The term social innovation was coined after the inadequacies of the two popular rallying points, social enterprise and social entrepreneurship, to fully create and spur social change in its manifestations. Critics argue that the term social innovation is more encompassing and a better suited vehicle to communicate social change.
This is because social innovations can be created by individuals, organization or groups; they also fall into various categories ranging from non-profit, profit driven and public sector controlled. However, recent trends show that they are also happening in between these different sectors to come up with more holistic ideas. This can be attributed to the fact that social change demands wide cross sector coordination, and not independent interventions of individual groups.
Due to the problem of lacking a clear definition it has several applications. For instance it can refer to development of social processes of innovation like crowd sourcing and online social networks. On the other hand it can refer to development of innovations with a social purpose, like distance learning and micro-credit. The term in other instances can refer to social entrepreneurship which entails innovation of affordable products and services that have positive impact on the society. Social innovation has also found its way in the academia, government and public policy, a clear indication of its cross cutting capabilities.
Given the dynamic nature of social innovation it completely revolutionized the way governments and businesses interrelate and the roles they play towards promoting social change. Traditionally governments played the antagonistic role of taxer and regulator, whereas the social change was solely left to businesses corporate relations department and non profit organizations. The trend has changed as there are more collaboration between businesses and government, and government and nonprofit organizations to foster social endeavors.
This pragmatic shift in relationship and roles can be credited to the success of some social innovations, like emission trading. Emission trading is one of the avenues of addressing climate change that decentralizes decisions about how and when to cut carbon emissions. The government is mandated to set a central authority that sets limits or caps of carbon emissions to different companies. In case a company reduces its carbon emission it can sell carbon credits to companies needing to pollute more. Nonprofit organizations are instrumental in the emission trading process as they provide technical assistance by monitoring and assessing the emission reduction rates of various companies. This symbiotic relationship between these different parties is the true hall mark of the success of emission trading as a social innovation.

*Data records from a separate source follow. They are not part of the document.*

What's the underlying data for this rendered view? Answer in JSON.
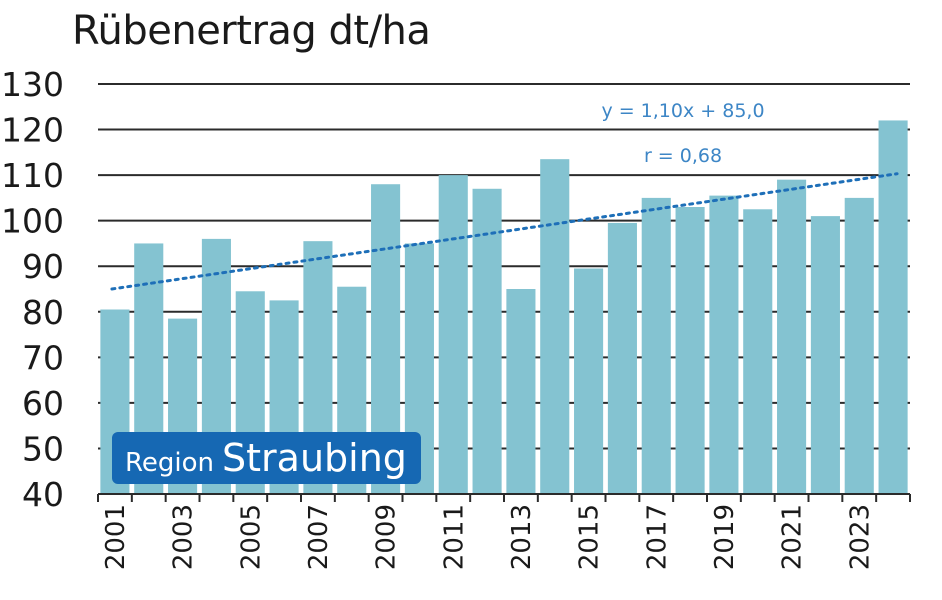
{
  "chart_data": {
    "type": "bar",
    "title": "Rübenertrag dt/ha",
    "categories": [
      "2001",
      "2002",
      "2003",
      "2004",
      "2005",
      "2006",
      "2007",
      "2008",
      "2009",
      "2010",
      "2011",
      "2012",
      "2013",
      "2014",
      "2015",
      "2016",
      "2017",
      "2018",
      "2019",
      "2020",
      "2021",
      "2022",
      "2023",
      "2024"
    ],
    "x_tick_labels": [
      "2001",
      "2003",
      "2005",
      "2007",
      "2009",
      "2011",
      "2013",
      "2015",
      "2017",
      "2019",
      "2021",
      "2023"
    ],
    "values": [
      80.5,
      95,
      78.5,
      96,
      84.5,
      82.5,
      95.5,
      85.5,
      108,
      95,
      110,
      107,
      85,
      113.5,
      89.5,
      99.5,
      105,
      103,
      105.5,
      102.5,
      109,
      101,
      105,
      122
    ],
    "ylim": [
      40,
      130
    ],
    "y_ticks": [
      40,
      50,
      60,
      70,
      80,
      90,
      100,
      110,
      120,
      130
    ],
    "grid": true,
    "bar_color": "#84c3d1",
    "trend_color": "#1e6fb8",
    "trendline": {
      "equation": "y = 1,10x + 85,0",
      "r_label": "r = 0,68",
      "slope": 1.1,
      "intercept": 85.0
    },
    "badge": {
      "small": "Region",
      "big": "Straubing",
      "color": "#1668b3"
    }
  }
}
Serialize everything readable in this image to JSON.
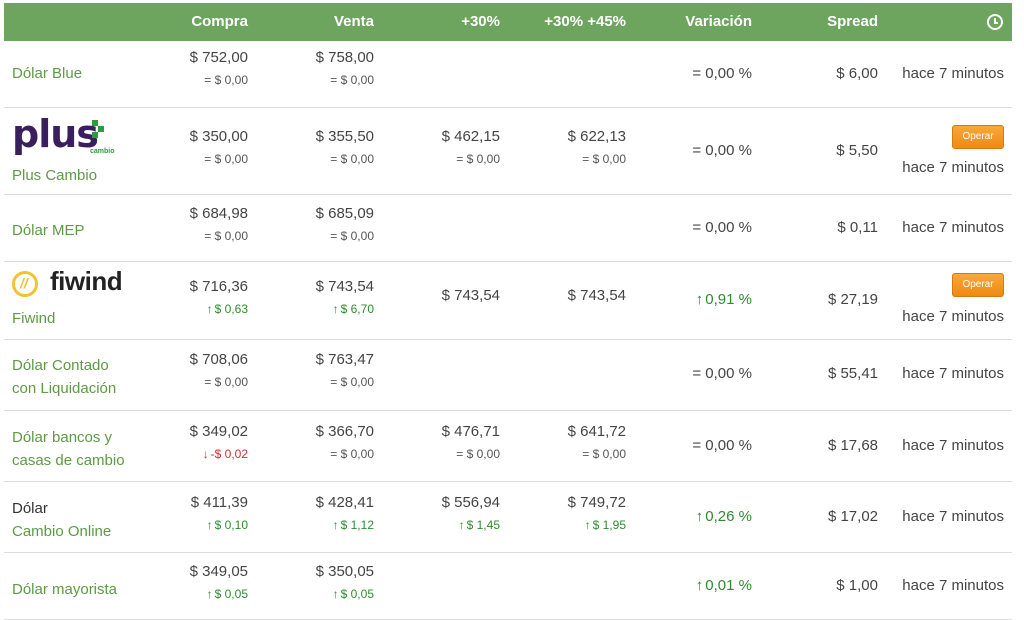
{
  "colors": {
    "header_bg": "#6ea55e",
    "accent_green": "#5d9a46",
    "up_green": "#2e8b2e",
    "down_red": "#d92b2b",
    "button_orange": "#f39a1f"
  },
  "header": {
    "compra": "Compra",
    "venta": "Venta",
    "p30": "+30%",
    "p30_45": "+30% +45%",
    "variacion": "Variación",
    "spread": "Spread",
    "clock_icon": "clock-icon"
  },
  "rows": [
    {
      "name": "Dólar Blue",
      "compra": "$ 752,00",
      "compra_d": "= $ 0,00",
      "venta": "$ 758,00",
      "venta_d": "= $ 0,00",
      "variacion": "= 0,00 %",
      "spread": "$ 6,00",
      "time": "hace 7 minutos"
    },
    {
      "logo": "plus",
      "logo_word": "plus",
      "logo_sub": "cambio",
      "name": "Plus Cambio",
      "compra": "$ 350,00",
      "compra_d": "= $ 0,00",
      "venta": "$ 355,50",
      "venta_d": "= $ 0,00",
      "p30": "$ 462,15",
      "p30_d": "= $ 0,00",
      "p45": "$ 622,13",
      "p45_d": "= $ 0,00",
      "variacion": "= 0,00 %",
      "spread": "$ 5,50",
      "button": "Operar",
      "time": "hace 7 minutos"
    },
    {
      "name": "Dólar MEP",
      "compra": "$ 684,98",
      "compra_d": "= $ 0,00",
      "venta": "$ 685,09",
      "venta_d": "= $ 0,00",
      "variacion": "= 0,00 %",
      "spread": "$ 0,11",
      "time": "hace 7 minutos"
    },
    {
      "logo": "fiwind",
      "logo_word": "fiwind",
      "name": "Fiwind",
      "compra": "$ 716,36",
      "compra_d": "$ 0,63",
      "venta": "$ 743,54",
      "venta_d": "$ 6,70",
      "p30": "$ 743,54",
      "p45": "$ 743,54",
      "variacion": "0,91 %",
      "spread": "$ 27,19",
      "button": "Operar",
      "time": "hace 7 minutos"
    },
    {
      "name_l1": "Dólar Contado",
      "name_l2": "con Liquidación",
      "compra": "$ 708,06",
      "compra_d": "= $ 0,00",
      "venta": "$ 763,47",
      "venta_d": "= $ 0,00",
      "variacion": "= 0,00 %",
      "spread": "$ 55,41",
      "time": "hace 7 minutos"
    },
    {
      "name_l1": "Dólar bancos y",
      "name_l2": "casas de cambio",
      "compra": "$ 349,02",
      "compra_d": "-$ 0,02",
      "venta": "$ 366,70",
      "venta_d": "= $ 0,00",
      "p30": "$ 476,71",
      "p30_d": "= $ 0,00",
      "p45": "$ 641,72",
      "p45_d": "= $ 0,00",
      "variacion": "= 0,00 %",
      "spread": "$ 17,68",
      "time": "hace 7 minutos"
    },
    {
      "name_l1": "Dólar",
      "name_l2": "Cambio Online",
      "compra": "$ 411,39",
      "compra_d": "$ 0,10",
      "venta": "$ 428,41",
      "venta_d": "$ 1,12",
      "p30": "$ 556,94",
      "p30_d": "$ 1,45",
      "p45": "$ 749,72",
      "p45_d": "$ 1,95",
      "variacion": "0,26 %",
      "spread": "$ 17,02",
      "time": "hace 7 minutos"
    },
    {
      "name": "Dólar mayorista",
      "compra": "$ 349,05",
      "compra_d": "$ 0,05",
      "venta": "$ 350,05",
      "venta_d": "$ 0,05",
      "variacion": "0,01 %",
      "spread": "$ 1,00",
      "time": "hace 7 minutos"
    }
  ]
}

A common feature of many social innovations is creation of new business models that serve the marginalized population in the society. The business models can either profit based or nonprofit but they must be sustainable in the long term. These business models are designed to have low cost structures, efficient delivery systems, and often blend non market and market approaches. These new business models are rife with tensions as a result of the numerous trade-offs they make. Nevertheless, they overcome many hindrances and barriers common with profit or nonprofit organizations when it comes with dealing with social needs and problems.

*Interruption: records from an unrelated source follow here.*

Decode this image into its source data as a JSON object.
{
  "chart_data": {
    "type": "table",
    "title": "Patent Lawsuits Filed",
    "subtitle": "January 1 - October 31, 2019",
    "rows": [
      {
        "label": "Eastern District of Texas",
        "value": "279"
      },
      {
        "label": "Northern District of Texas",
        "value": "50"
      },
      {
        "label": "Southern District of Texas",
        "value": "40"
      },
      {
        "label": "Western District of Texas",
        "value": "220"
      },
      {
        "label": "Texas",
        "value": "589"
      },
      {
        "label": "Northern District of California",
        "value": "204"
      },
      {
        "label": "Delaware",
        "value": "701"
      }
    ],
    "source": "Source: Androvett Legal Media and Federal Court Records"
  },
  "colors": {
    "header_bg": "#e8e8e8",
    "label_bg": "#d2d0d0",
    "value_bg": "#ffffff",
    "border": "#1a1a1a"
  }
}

It is important to recognize the fact most social problems can’t be fully understood and solved without the three key players working in harmony. Social innovations blossom and grow whenever these sectors operate in harmony. It’s only through this that ideas can be exchanged freely, responsibilities and roles defined, and formation of public-private partnerships enhanced all geared towards social change.
The impact of social innovation on modern governance and leadership is more profound. It captures not only the end to a social problem but also the means to achieving this noble goal. Leaders and policy makers involved in creating social innovations need to look beyond the blinding facades of social enterprise and social entrepreneurship. The approach should be to broaden the scope as everyone is an agent of social change.